The hospital has never been fully licensed by the state, and it operates under a provisional license because the building doesn’t meet code requirements for a psychiatric hospital.
“When the facility was first built, there was a question as to what kind of facility it was,” Neighbors said. “Is it a detention center? Is it a psychiatric hospital?”
When officials applied to be fully licensed by the state’s Bureau of Health Care Quality and Compliance in 2008, issues arose.
The fire alarm system does not meet licensing or certification standards because it lacks a visual strobe alarm, Neighbors said.
The sprinkler system is not up to code, and several areas in the building don’t even have sprinklers.
In March 2012, another survey found similar deficiencies, as well as deficiencies with the facility’s doors and mantrap.
“The facility did not have a clear policy in place to address how the mantrap gate would be unlocked to complete exiting away from the building to an area of safe refuge,” according to documents from the state’s Bureau of Health Care Quality and Compliance.

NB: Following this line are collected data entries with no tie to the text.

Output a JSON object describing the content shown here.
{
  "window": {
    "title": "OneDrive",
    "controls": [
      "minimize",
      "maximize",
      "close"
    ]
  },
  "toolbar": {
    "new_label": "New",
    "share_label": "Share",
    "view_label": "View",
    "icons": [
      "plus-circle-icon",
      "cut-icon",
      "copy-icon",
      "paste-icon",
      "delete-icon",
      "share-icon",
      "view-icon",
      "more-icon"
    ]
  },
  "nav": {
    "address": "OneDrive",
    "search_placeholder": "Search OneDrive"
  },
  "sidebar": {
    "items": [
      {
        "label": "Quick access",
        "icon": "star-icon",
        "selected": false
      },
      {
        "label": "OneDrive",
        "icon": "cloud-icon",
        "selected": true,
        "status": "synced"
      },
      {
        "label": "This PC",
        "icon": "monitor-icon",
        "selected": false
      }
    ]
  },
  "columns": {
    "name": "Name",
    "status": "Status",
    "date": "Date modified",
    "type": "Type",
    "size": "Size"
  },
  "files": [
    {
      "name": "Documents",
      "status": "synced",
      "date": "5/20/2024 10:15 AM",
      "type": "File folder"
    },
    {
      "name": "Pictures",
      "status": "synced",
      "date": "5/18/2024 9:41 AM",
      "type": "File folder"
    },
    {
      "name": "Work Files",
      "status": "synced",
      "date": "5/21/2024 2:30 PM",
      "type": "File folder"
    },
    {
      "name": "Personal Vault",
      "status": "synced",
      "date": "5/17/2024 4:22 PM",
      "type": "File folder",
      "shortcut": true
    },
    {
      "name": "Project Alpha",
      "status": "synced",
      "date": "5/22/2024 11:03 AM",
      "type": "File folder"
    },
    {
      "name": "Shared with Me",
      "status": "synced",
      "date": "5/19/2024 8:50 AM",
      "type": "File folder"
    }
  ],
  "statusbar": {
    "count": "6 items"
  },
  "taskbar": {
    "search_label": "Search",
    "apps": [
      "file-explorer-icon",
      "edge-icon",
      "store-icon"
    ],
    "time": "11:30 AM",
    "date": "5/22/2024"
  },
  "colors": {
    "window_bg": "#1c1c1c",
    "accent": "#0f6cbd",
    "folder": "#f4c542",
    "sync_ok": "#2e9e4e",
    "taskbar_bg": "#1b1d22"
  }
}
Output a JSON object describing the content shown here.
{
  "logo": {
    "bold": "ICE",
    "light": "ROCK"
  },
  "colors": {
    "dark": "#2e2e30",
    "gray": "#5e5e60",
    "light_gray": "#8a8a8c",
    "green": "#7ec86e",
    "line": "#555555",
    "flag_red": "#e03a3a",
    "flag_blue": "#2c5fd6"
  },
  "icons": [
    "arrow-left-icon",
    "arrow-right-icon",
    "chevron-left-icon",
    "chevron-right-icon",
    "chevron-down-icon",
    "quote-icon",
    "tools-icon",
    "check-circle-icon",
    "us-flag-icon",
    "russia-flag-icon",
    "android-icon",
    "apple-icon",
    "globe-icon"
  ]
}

“We have to be able to accommodate that, and we still need to maintain our security,” Mason said. “We are very concerned about maintaining security for the community. We need to make sure that people just don’t walk out into the community.”
But the facility does meet fire marshal codes, officials said, otherwise it wouldn’t be able to operate.
This past session, state lawmakers approved $3 million for renovations to address patient safety issues and bring the building up to code.
Other upgrades, such as replacing old carpeting and addressing issues in the control room, which has more than 72 cameras active 24 hours a day, will also be covered.
Officials expect those upgrades to be completed within two years, Neighbors said.
At that point, Lake’s Crossing will seek a full license.
If successful at doing that, officials will ask to be certified by the federal Centers for Medicare and Medicaid Services.
In 2012, the facility had an exploratory review to see what the facility would “need to upgrade in order to participate” with the federal centers, Neighbors said.
Various issues were raised, including the lack of a medical director board-certified in psychiatry and failure to address priorities for improved quality of care.
The review also found the hospital lacked a policy or procedure to report deaths associated with seclusion or restraint, according to a 2012 review by the state bureau.
A few of the problems were corrected immediately, such as having a registered nurse in the annex at Dini-Townsend during day and evening shifts.
If certified by the federal agency, the hospital would be able to bill Medicare or Medicaid, Neighbors said.